Cromarty was in the first meeting in April 2015 when the merger was first proposed.
“My initial thoughts were: this is really daring, somewhat risky, but potentially rewarding for students,” he says. At that point he had been at PhilaU for 13 years, so there were plenty of concerns. But he quickly decided to follow his mantra: It’s all about the students.

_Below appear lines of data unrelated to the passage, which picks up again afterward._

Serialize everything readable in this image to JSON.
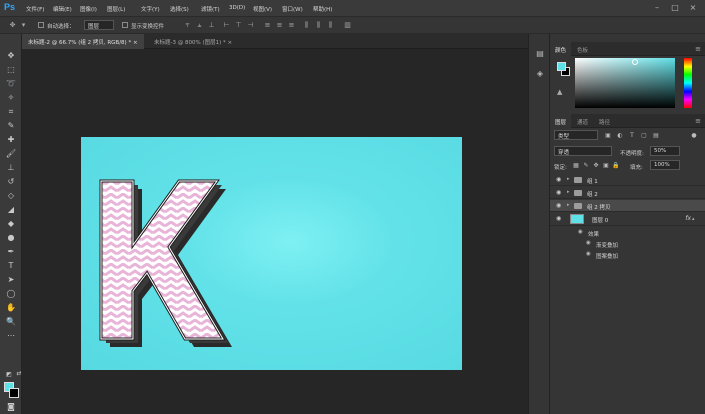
{
  "app": {
    "logo": "Ps"
  },
  "menu": [
    "文件(F)",
    "编辑(E)",
    "图像(I)",
    "图层(L)",
    "文字(Y)",
    "选择(S)",
    "滤镜(T)",
    "3D(D)",
    "视图(V)",
    "窗口(W)",
    "帮助(H)"
  ],
  "options": {
    "auto_select_label": "自动选择：",
    "auto_select_value": "图层",
    "show_transform_label": "显示变换控件"
  },
  "tabs": [
    {
      "label": "未标题-2 @ 66.7% (组 2 拷贝, RGB/8) *  ×"
    },
    {
      "label": "未标题-3 @ 800% (图层1) *  ×"
    }
  ],
  "color_panel": {
    "tabs": [
      "颜色",
      "色板"
    ],
    "fg_color": "#5ee0e6",
    "bg_color": "#000000"
  },
  "layers_panel": {
    "tabs": [
      "图层",
      "通道",
      "路径"
    ],
    "filter_kind": "类型",
    "blend_mode": "穿透",
    "opacity_label": "不透明度:",
    "opacity_value": "50%",
    "lock_label": "锁定:",
    "fill_label": "填充:",
    "fill_value": "100%",
    "layers": [
      {
        "name": "组 1",
        "type": "group"
      },
      {
        "name": "组 2",
        "type": "group"
      },
      {
        "name": "组 2 拷贝",
        "type": "group",
        "selected": true
      },
      {
        "name": "图层 0",
        "type": "layer",
        "fx": "fx"
      }
    ],
    "effects_label": "效果",
    "effects": [
      "渐变叠加",
      "图案叠加"
    ]
  },
  "canvas": {
    "letter": "K",
    "background": "#5ee0e6",
    "pattern_color": "#e8b4d8"
  }
}
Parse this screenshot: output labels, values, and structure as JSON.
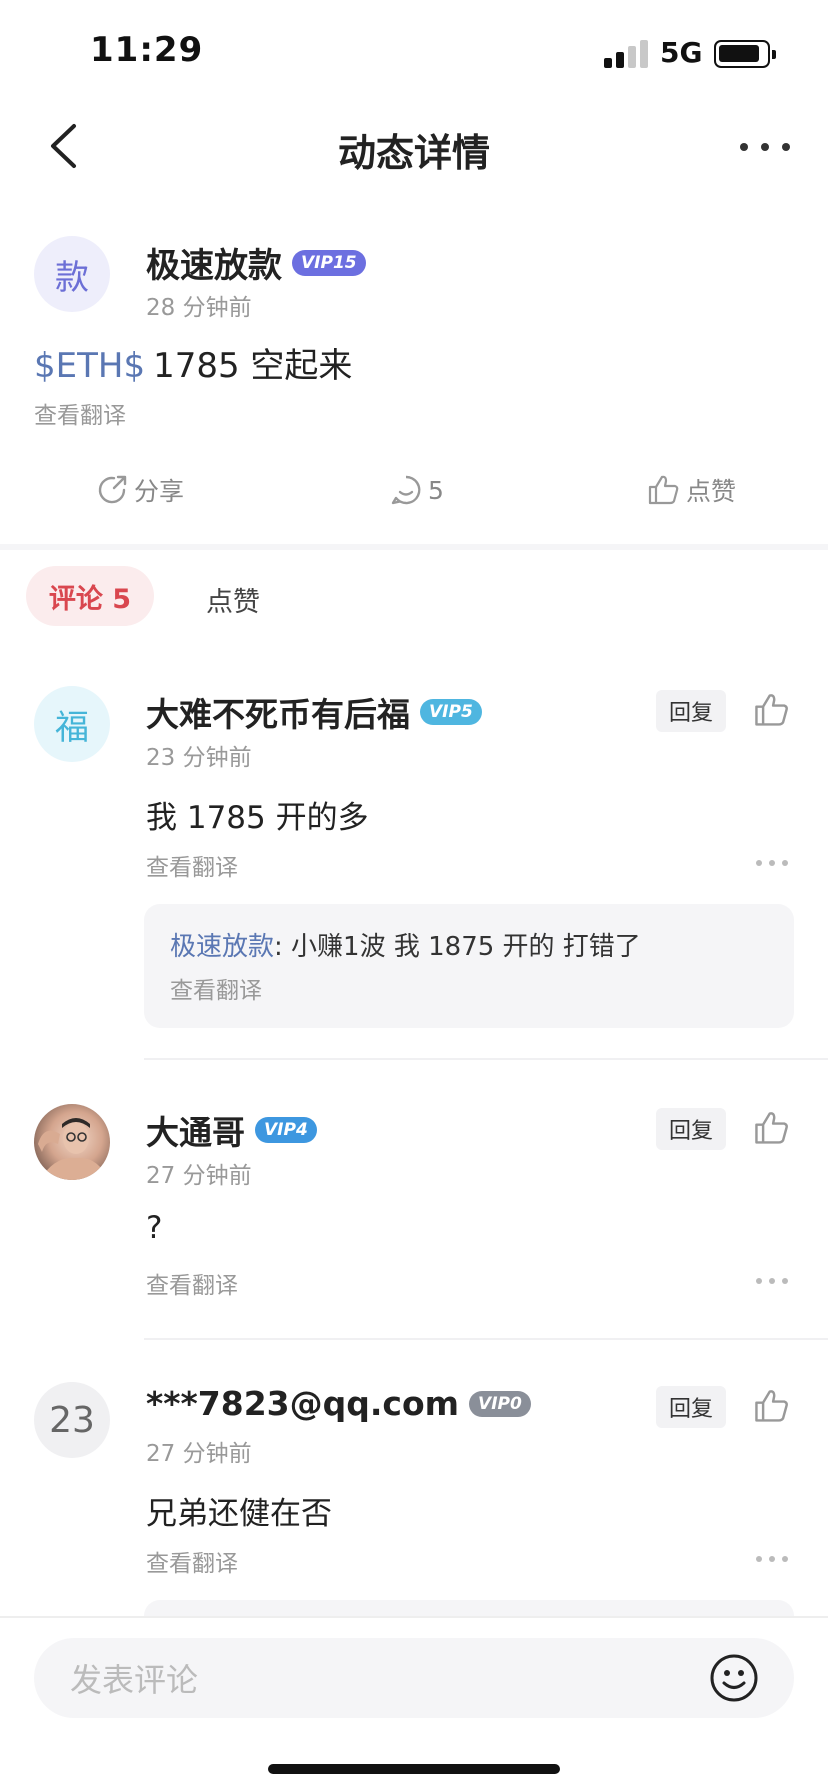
{
  "status_bar": {
    "time": "11:29",
    "network": "5G"
  },
  "nav": {
    "title": "动态详情"
  },
  "post": {
    "avatar_char": "款",
    "username": "极速放款",
    "vip": "VIP15",
    "time": "28 分钟前",
    "tag": "$ETH$",
    "content": "1785 空起来",
    "translate": "查看翻译",
    "actions": {
      "share": "分享",
      "comment_count": "5",
      "like": "点赞"
    }
  },
  "tabs": {
    "comments": "评论 5",
    "likes": "点赞"
  },
  "comments": [
    {
      "avatar_char": "福",
      "username": "大难不死币有后福",
      "vip": "VIP5",
      "time": "23 分钟前",
      "text": "我 1785 开的多",
      "translate": "查看翻译",
      "reply_label": "回复",
      "sub_reply": {
        "author": "极速放款",
        "text": ": 小赚1波 我 1875 开的 打错了",
        "translate": "查看翻译"
      }
    },
    {
      "avatar_char": "",
      "username": "大通哥",
      "vip": "VIP4",
      "time": "27 分钟前",
      "text": "?",
      "translate": "查看翻译",
      "reply_label": "回复"
    },
    {
      "avatar_char": "23",
      "username": "***7823@qq.com",
      "vip": "VIP0",
      "time": "27 分钟前",
      "text": "兄弟还健在否",
      "translate": "查看翻译",
      "reply_label": "回复"
    }
  ],
  "bottom": {
    "placeholder": "发表评论"
  },
  "colors": {
    "accent_red": "#d9474f",
    "link_blue": "#5a77b3",
    "vip15": "#6c6fe0",
    "vip5": "#4fb6e0",
    "vip4": "#3d97e0",
    "vip0": "#8a8f99"
  }
}
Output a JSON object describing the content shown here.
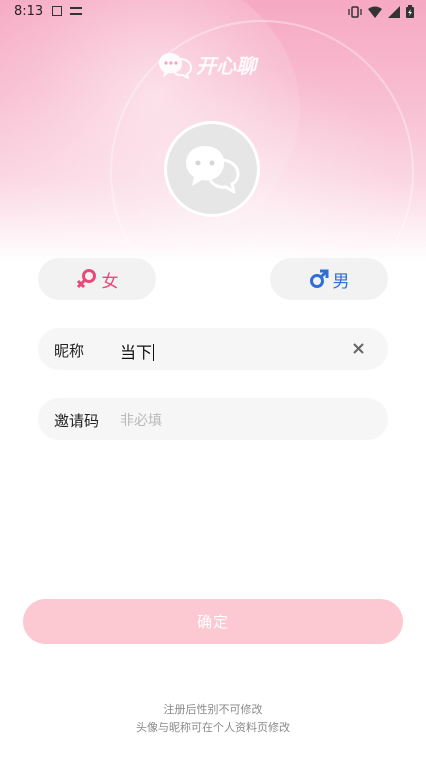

“For the students, it was the right decision. It has given them opportunities they wouldn’t have found anywhere else,” he says, adding that their degree is worth more now than 10 years ago.
“The faculty has also benefited,” he says, noting that the merger has allowed cross-discipline collaborations that have enhanced instruction and provided wide-ranging opportunities among professors and programs across campuses.
Looking ahead, he believes that Jefferson will continue to be more aspirational and better represent that it is a national research institution with a global presence.
“We are no longer a small commuter college in East Falls or a large health professions university in Center City,” says Cromarty. “We are one, we are bigger, and our goals are bigger. We can’t settle for initiatives that are just going to make us better, but those that will make us stand out.”
Cromarty says that the merger has succeeded beyond what was dreamed, and even more good work will be happening in the future. And as the University progresses, every decision will continue to be made with one thing in mind: “What will best benefit the students?”